Drug Evaluation Committee 2013-45 Scope of Monitoring - Documents to be kept by the SMO
Related classification: Other
Initial release date: December 2013
Revised publication date: December 2021
Question
The August 31, 2020, Office Communication, Attachment "List of Documents or Records Related to Clinical Trials" states that "Documents or records related to clinical trials are subject to investigation by regulatory authorities or audit by the sponsor or the person in charge of audit of the person conducting the clinical trial, and should be organized to be able to respond to such investigation or audit. It is necessary to organize them in such a way as to be able to respond to such investigations." However, there is no description from the viewpoint of who directly inspects which documents.
Please tell us if the documents "66. contract between the person who conducts the clinical trial or the site support organization and the site support organization" and "67. documents regarding the site support organization's procedures for compensation for health damage" which should be kept by the site support organization (SMO) are subject to direct inspection of required documents by monitors. The same document corresponding to 66, "29. Agreement between the person conducting the clinical trial or the site support organization and the site support organization," which is stored at the site, will be inspected.

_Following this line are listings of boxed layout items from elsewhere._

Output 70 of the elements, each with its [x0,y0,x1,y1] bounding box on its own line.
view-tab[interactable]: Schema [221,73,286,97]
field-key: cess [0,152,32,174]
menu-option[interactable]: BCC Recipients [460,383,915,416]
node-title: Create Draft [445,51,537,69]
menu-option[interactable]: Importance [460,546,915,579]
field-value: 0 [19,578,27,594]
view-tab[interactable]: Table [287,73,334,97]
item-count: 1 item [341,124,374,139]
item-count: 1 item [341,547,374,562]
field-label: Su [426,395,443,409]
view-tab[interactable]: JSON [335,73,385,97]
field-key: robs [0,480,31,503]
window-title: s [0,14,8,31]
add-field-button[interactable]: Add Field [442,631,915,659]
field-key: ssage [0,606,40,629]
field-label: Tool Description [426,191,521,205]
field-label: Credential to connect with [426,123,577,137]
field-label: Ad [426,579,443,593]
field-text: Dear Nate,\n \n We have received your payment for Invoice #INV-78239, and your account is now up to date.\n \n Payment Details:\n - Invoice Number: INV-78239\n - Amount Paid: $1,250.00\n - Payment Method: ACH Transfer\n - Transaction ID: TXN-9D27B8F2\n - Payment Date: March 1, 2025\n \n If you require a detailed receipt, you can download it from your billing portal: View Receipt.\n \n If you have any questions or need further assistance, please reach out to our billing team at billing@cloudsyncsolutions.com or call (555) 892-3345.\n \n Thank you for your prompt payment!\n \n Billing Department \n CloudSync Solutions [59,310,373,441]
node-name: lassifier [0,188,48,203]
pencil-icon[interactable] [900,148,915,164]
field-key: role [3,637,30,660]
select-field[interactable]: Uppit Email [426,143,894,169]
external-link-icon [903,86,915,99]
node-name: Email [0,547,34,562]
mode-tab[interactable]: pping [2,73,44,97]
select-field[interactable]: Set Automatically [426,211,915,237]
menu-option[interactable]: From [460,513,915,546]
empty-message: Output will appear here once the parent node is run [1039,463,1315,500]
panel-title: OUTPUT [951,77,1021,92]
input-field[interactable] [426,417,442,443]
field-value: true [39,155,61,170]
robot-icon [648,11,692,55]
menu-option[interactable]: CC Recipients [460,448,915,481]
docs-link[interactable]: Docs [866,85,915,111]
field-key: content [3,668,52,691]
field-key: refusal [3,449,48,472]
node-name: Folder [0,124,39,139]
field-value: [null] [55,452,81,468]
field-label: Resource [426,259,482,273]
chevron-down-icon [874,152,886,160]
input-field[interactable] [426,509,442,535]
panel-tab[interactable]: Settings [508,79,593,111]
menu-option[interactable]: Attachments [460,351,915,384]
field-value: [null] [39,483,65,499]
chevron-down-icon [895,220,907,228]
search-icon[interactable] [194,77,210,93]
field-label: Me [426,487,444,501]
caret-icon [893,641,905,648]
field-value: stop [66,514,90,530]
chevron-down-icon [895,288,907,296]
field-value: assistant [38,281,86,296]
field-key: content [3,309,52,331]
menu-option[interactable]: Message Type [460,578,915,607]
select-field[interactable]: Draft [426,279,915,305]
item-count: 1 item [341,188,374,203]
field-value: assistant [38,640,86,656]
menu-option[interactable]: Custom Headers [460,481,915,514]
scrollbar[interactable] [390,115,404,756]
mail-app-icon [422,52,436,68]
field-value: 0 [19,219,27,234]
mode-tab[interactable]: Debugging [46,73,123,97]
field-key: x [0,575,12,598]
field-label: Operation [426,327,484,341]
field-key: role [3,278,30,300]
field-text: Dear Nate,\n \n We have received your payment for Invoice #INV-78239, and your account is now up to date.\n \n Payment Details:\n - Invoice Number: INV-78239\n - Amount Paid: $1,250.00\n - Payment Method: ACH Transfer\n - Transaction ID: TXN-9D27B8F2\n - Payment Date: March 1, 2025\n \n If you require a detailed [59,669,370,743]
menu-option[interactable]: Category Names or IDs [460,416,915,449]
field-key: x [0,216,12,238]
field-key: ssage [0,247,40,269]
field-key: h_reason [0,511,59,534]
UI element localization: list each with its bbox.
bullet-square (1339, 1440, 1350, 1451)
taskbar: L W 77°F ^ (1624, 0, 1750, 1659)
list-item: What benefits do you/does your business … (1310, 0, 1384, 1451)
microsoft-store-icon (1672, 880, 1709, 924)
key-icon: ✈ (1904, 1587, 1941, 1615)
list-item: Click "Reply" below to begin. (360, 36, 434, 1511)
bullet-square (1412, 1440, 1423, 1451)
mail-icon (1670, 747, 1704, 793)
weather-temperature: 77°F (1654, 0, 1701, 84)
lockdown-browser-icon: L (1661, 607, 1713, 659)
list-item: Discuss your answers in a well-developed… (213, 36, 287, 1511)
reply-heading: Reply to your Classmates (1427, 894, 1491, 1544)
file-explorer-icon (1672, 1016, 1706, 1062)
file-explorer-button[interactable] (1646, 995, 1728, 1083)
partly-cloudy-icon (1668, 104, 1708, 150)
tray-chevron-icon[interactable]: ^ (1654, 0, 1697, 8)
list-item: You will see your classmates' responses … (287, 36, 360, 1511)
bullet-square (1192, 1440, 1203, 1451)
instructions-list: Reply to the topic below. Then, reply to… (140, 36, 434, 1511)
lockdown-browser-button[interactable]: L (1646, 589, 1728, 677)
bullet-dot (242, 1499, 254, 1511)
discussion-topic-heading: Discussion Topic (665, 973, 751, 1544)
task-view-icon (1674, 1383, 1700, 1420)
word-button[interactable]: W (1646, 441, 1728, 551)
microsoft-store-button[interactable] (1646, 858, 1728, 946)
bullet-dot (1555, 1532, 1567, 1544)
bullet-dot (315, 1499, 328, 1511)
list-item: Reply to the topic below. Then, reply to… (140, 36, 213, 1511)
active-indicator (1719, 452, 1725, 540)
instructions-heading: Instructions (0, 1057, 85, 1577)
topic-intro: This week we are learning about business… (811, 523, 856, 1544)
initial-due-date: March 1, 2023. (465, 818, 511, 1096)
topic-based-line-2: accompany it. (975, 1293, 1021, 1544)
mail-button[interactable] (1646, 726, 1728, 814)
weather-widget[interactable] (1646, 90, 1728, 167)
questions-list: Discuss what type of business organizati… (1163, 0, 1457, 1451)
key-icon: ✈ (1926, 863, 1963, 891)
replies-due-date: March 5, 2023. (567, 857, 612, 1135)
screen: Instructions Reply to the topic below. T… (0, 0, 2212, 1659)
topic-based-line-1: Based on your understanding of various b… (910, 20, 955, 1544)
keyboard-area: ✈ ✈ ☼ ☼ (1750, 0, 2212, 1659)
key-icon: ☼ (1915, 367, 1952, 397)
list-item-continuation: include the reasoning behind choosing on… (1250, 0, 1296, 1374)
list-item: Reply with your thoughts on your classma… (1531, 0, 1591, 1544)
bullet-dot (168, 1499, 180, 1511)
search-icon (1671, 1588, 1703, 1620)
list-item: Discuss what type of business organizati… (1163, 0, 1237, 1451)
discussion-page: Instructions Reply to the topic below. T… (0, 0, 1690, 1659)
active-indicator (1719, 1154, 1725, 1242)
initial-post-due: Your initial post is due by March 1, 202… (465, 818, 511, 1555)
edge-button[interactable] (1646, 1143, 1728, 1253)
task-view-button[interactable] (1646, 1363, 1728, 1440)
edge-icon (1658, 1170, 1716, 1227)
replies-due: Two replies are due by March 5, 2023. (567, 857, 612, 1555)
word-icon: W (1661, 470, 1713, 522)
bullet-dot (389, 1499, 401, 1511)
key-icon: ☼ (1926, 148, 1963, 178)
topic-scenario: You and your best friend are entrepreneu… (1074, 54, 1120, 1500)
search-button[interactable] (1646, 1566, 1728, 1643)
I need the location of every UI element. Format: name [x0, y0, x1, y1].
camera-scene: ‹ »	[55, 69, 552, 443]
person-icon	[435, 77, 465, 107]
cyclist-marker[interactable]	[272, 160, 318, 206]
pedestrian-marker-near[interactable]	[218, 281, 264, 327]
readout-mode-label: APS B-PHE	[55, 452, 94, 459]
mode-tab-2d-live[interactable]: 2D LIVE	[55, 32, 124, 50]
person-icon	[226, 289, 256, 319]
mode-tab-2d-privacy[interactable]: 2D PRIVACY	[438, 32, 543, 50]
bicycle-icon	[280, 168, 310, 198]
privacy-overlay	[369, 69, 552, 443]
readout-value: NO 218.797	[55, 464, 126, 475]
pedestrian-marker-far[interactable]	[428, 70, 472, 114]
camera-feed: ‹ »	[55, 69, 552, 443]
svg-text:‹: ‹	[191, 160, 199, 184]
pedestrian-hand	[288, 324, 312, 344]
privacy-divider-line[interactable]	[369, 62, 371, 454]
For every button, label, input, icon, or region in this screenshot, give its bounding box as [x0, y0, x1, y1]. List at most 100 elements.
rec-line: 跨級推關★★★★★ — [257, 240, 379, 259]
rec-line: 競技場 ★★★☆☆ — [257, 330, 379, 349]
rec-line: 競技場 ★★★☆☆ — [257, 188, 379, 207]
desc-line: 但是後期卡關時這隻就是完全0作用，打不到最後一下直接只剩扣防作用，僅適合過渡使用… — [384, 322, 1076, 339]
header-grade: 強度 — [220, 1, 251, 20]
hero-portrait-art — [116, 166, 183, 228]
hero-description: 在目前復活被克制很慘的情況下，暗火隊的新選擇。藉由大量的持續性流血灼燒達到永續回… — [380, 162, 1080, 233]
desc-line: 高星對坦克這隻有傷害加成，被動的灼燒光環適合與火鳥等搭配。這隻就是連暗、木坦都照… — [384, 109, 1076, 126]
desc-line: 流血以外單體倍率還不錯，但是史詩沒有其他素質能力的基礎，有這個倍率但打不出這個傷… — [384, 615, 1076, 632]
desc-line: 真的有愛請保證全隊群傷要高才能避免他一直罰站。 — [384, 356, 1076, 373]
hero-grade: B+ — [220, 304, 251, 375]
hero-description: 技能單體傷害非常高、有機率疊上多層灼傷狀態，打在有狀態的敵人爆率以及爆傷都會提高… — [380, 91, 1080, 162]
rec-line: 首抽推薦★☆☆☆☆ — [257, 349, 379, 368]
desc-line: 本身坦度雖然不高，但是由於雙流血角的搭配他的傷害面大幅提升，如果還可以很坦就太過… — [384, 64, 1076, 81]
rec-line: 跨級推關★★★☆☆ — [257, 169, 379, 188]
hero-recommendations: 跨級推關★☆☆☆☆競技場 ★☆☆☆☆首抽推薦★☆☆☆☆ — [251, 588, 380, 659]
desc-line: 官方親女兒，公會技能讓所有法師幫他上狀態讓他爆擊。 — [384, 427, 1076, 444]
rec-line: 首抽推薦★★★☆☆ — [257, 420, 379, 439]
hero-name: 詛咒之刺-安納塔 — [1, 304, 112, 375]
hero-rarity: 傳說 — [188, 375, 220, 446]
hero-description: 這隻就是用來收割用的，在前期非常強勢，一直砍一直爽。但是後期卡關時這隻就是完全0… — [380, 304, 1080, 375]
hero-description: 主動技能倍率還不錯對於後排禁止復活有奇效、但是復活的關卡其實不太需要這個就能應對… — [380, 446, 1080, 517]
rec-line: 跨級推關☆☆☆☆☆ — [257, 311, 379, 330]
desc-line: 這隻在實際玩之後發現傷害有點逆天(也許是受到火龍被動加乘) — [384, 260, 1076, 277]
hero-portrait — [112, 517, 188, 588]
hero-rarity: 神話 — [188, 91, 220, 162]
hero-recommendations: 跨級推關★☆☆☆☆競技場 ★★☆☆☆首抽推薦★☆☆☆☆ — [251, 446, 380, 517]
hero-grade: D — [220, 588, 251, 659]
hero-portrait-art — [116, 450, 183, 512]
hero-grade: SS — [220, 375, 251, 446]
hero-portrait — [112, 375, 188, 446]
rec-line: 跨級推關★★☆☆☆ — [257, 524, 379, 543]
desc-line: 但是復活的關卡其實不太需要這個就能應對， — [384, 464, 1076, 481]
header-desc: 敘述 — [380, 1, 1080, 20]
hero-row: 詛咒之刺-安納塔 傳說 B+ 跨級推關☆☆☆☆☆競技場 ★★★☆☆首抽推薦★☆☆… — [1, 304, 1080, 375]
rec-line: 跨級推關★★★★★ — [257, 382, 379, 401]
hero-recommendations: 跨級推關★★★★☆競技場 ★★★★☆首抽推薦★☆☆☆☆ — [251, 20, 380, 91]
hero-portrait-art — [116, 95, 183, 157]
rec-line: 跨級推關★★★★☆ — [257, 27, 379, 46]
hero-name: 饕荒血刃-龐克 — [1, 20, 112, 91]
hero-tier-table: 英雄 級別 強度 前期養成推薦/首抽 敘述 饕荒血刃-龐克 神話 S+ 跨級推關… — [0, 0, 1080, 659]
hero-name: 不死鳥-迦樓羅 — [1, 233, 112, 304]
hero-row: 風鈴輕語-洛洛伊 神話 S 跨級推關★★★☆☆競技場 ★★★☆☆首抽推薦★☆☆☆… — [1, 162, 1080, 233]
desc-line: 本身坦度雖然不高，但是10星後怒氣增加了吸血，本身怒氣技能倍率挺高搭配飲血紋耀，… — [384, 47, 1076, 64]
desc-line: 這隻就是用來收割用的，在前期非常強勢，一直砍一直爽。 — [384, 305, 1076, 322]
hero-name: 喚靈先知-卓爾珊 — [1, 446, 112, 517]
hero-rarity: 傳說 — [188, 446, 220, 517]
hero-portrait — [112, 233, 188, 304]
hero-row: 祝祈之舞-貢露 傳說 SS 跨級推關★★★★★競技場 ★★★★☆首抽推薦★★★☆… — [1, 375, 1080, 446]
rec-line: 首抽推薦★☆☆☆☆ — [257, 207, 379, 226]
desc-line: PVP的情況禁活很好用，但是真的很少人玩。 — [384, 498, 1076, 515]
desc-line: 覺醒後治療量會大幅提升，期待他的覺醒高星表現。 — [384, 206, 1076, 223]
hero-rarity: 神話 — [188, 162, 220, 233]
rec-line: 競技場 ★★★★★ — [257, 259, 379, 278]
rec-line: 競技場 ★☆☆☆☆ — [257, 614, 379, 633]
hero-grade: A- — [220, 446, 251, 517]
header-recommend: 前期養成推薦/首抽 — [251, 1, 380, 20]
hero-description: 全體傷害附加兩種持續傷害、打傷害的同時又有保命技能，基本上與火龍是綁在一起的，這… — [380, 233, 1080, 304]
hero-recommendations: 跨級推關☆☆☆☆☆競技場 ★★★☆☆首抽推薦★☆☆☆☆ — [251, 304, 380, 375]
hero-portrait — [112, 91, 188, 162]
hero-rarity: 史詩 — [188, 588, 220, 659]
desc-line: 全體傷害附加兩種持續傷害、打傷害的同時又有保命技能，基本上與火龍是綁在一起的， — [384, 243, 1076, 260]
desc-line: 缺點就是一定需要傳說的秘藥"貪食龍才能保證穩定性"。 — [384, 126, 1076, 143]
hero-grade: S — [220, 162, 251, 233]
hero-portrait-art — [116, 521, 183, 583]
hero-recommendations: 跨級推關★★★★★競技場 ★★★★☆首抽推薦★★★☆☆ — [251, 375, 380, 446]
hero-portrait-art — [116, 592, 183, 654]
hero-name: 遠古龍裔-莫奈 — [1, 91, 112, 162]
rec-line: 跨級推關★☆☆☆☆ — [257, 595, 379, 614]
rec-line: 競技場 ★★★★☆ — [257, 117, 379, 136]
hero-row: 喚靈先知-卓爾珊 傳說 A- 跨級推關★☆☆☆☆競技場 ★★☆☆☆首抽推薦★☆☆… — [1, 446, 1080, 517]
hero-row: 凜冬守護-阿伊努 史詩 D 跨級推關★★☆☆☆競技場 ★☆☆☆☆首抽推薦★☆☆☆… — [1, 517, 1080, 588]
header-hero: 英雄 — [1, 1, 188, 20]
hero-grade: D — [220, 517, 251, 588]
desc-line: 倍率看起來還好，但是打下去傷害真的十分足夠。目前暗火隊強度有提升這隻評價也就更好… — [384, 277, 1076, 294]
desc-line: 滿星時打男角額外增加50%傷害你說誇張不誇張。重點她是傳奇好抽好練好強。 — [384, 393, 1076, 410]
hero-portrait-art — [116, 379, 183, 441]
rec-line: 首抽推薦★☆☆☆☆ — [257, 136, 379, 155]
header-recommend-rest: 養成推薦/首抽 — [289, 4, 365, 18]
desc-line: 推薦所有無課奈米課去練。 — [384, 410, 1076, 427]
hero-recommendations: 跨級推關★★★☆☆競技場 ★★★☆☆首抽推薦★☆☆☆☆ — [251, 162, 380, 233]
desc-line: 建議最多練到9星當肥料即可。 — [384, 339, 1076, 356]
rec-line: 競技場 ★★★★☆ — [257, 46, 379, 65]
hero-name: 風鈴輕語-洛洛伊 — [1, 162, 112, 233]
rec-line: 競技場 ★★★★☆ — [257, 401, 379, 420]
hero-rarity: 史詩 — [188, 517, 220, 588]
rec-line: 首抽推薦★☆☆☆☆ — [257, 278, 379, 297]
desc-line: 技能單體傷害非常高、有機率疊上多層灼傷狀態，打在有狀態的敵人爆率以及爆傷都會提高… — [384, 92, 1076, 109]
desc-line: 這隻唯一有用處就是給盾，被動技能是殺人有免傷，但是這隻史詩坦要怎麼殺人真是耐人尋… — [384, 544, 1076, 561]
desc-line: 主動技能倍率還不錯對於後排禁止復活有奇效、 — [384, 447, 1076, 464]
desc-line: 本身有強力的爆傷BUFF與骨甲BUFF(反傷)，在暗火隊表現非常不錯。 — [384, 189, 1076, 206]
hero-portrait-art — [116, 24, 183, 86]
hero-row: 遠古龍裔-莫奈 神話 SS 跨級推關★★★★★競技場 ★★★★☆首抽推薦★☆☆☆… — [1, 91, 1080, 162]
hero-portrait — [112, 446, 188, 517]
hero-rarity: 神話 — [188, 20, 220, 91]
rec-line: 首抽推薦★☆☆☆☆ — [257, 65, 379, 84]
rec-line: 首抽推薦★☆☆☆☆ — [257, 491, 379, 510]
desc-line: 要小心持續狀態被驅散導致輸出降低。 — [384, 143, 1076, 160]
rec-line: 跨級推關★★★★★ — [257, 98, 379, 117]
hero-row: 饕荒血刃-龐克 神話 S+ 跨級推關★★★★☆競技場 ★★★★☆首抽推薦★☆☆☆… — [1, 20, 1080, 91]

I am aware that if it is properly stored in the SMO, there is no problem and it is not subject to direct inspection of required documents by monitors, but is it necessary for monitors to check the original?
Opinion of the Pharmaceutical Manufacturers Association of Japan (PMAJ)
According to Article 39-2 Guidance 10 of the GCP, the contractor (SMO) shall, upon request of the audit staff of the site and the regulatory authority, directly inspect all documents or records (including data) to be kept. The Guidance does not stipulate that the sponsor shall have direct access to such documents and records.
Therefore, it is basically a matter for the site to confirm that these documents are properly stored in the SMO. The sponsor may inquire with the site as necessary about the status of storage of essential documents at the SMO, and depending on the status, the sponsor may check with the SMO.
Reason for revision of opinion
The opinion text has been partially changed in accordance with the issuance of the GCP Guidance (July 5, 2049, Pharmaceutical Affairs Council of Japan, No. 0705-3).